ISO New England, the folks who run the six-stage power grid, had filed a proposal with FERC, the federal group that regulates electricity, for ways to integrate batteries and other fast-acting storage into its energy markets. Here’s their news release, and here is Greentech Media’s take.
This stuff really pegs the MEGO Meter (as in “my eyes glaze over”) – it’s boring and convoluted beyond belief. But it’s important, because without rules and regulations for consistent operation and monetary return, new technologies won’t get used to any degree.

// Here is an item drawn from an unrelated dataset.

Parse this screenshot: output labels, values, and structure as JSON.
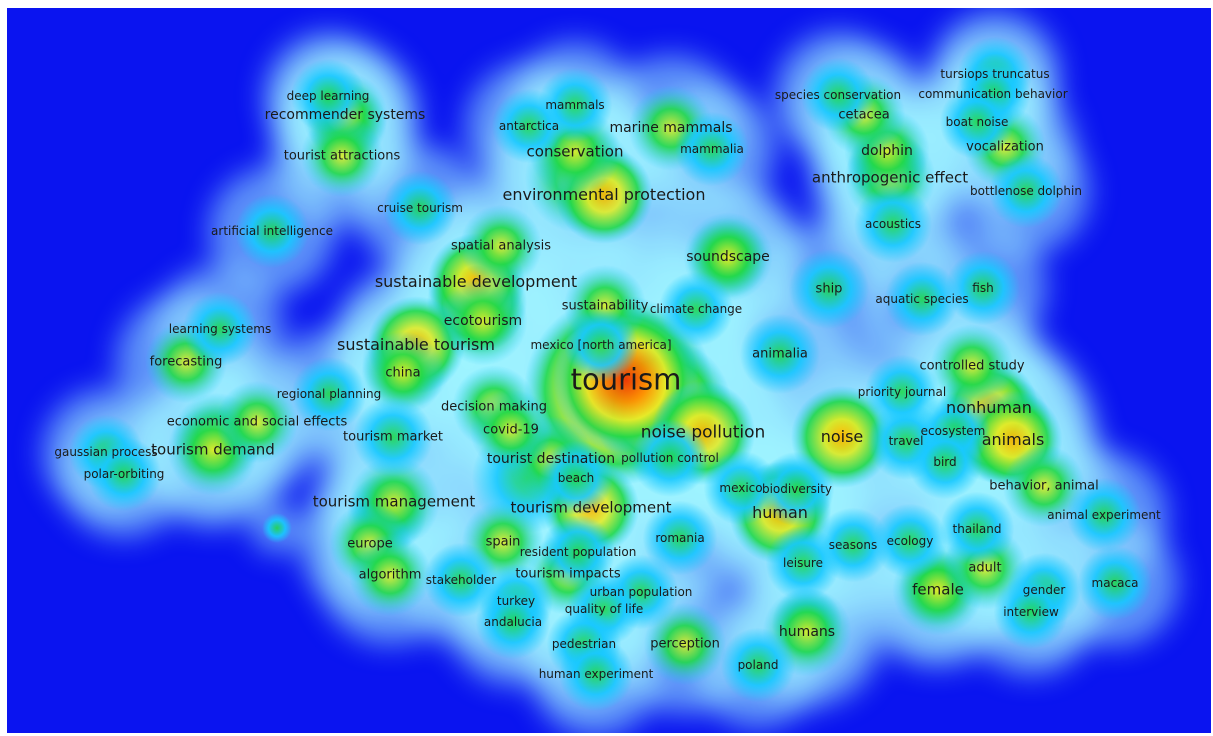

A key point from the Greentech Media story:
Since the late 1970s, however, ISO New England has had a lot of pumped hydro, now accounting for nearly 2,000 megawatts of power and nearly 12,000 megawatt-hours of stored energy. These turbine-powered, water-moving batteries now participate in ISO-NE markets either as a generator when they’re discharging, or as a “Dispatchable Asset Related Demand” when they’re charging.
But the market structures built for pumped hydro, which can’t rapidly switch between charging and discharging, won’t work for batteries. The storage resources in the ISO New England interconnection queue are capable of moving continuously and rapidly between charging and discharging. They are also capable of providing regulation services while charging or discharging.To capture these features in the market design, ISO-NE has created a set of rules meant to “provide a means for batteries (and other storage technologies capable of continuously and rapidly transitioning between charging and discharging) to participate simultaneously in the energy, reserves, and regulation markets.”
As I said, pretty dull. But pretty important.